Daron is always exposing me to new creative writing techniques and I absolutely adore her for it because I feel like it really allows me to better express myself in writing. And so, I take a page from her and give you a "snapshot" of everything going on in my head right now. Free writing, no turning back.
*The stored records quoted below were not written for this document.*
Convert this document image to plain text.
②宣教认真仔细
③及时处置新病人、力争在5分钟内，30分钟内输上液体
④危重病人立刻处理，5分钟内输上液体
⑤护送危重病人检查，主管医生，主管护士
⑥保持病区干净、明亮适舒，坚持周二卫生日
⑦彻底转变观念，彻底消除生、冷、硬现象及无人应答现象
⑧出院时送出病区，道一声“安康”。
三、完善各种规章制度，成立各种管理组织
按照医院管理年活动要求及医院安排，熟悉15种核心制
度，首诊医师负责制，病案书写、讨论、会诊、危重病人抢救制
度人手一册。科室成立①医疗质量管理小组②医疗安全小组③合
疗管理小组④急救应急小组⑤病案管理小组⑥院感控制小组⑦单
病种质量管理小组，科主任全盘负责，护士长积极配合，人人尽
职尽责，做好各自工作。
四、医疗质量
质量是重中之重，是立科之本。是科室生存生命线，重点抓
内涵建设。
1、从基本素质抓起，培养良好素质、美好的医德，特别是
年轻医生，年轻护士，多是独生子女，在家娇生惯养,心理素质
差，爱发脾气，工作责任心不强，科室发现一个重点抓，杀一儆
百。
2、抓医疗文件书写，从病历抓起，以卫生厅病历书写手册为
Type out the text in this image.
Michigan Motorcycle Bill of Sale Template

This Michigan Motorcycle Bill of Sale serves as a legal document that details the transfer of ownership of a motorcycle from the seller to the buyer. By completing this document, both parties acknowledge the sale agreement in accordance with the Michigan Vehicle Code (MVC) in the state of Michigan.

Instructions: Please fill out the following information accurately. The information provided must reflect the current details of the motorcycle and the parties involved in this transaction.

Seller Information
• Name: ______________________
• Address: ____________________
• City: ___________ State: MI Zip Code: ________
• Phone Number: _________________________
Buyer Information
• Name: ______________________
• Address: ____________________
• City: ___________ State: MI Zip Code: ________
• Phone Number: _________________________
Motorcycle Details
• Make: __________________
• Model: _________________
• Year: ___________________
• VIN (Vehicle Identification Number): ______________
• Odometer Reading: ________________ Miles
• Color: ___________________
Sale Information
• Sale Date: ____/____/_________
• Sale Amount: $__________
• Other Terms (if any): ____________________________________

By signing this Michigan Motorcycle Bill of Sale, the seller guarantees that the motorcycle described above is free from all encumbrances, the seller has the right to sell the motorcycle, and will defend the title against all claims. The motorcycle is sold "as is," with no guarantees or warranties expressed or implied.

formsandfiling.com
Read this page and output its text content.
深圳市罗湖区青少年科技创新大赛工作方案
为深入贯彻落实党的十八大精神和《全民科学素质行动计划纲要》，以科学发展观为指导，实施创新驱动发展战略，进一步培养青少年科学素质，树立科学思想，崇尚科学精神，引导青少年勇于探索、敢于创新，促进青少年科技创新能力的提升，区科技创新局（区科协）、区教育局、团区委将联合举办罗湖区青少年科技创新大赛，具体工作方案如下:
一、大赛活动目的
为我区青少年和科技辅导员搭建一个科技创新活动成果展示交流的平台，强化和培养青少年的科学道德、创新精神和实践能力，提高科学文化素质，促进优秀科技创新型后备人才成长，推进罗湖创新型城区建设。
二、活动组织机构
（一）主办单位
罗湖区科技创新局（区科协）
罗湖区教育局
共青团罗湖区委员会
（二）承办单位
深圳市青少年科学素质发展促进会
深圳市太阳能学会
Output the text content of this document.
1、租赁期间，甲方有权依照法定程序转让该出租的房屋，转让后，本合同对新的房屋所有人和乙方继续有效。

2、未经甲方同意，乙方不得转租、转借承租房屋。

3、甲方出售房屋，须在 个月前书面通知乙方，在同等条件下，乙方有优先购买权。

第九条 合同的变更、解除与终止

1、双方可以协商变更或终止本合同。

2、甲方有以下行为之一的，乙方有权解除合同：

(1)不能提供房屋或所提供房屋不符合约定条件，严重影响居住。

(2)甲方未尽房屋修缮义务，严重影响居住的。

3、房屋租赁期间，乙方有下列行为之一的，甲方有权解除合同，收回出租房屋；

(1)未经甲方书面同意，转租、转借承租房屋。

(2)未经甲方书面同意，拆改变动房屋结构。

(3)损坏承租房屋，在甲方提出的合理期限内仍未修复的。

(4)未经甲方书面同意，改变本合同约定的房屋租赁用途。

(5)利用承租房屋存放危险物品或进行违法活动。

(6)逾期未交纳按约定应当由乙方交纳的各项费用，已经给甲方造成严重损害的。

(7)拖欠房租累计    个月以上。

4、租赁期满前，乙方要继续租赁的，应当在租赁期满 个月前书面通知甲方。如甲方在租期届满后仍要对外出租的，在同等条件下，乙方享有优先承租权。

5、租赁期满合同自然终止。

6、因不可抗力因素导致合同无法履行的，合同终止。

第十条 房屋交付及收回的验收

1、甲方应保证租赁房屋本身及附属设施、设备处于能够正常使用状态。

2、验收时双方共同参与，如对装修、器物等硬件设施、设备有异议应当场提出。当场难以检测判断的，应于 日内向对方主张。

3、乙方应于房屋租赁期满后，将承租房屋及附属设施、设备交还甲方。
Brain Snapshot at 1:30 AM, December 21, 2008:
Refresh. Refresh. Refresh. No new pictures? Oh right, everyone is likely to be sleeping. Why am I up? The house is quiet. I'm playing Norah Jones again. Her voice is so beautiful and makes me weak in the knees. I should buy another pillow. My bed is too empty. I can't believe I have to pee again. Didn't I just go? My roots are more noticeable than before. Did that message send? Refresh. Refresh. Nope. I wonder if they know. Does it show, like a scarlet letter? And why do I care? I can't stand how often I am one step forward, two steps back. On and off. Second thoughts and restraints. I might try, if you can guarantee me a safety net. A lifeboat. A flotation device to save me from a sea of unknown. I don't like the unknown. I am habit. Schedule, structure ..security. I hope dad makes chocolate chip pancakes tomorrow. Bacon, too. Maybe I'll set an alarm. This weekend has felt magical. I'll be sad on Monday when I wake up alone to a cold house. I wish someone would come hold hands with me and listen to the quiet. Maybe see a few lights. I'm on top of the sheet. How did that happen? I need to find my knitting needles. Closet? Hallway? Basement? I want to read. Refresh. Refresh. Nope, nothing new.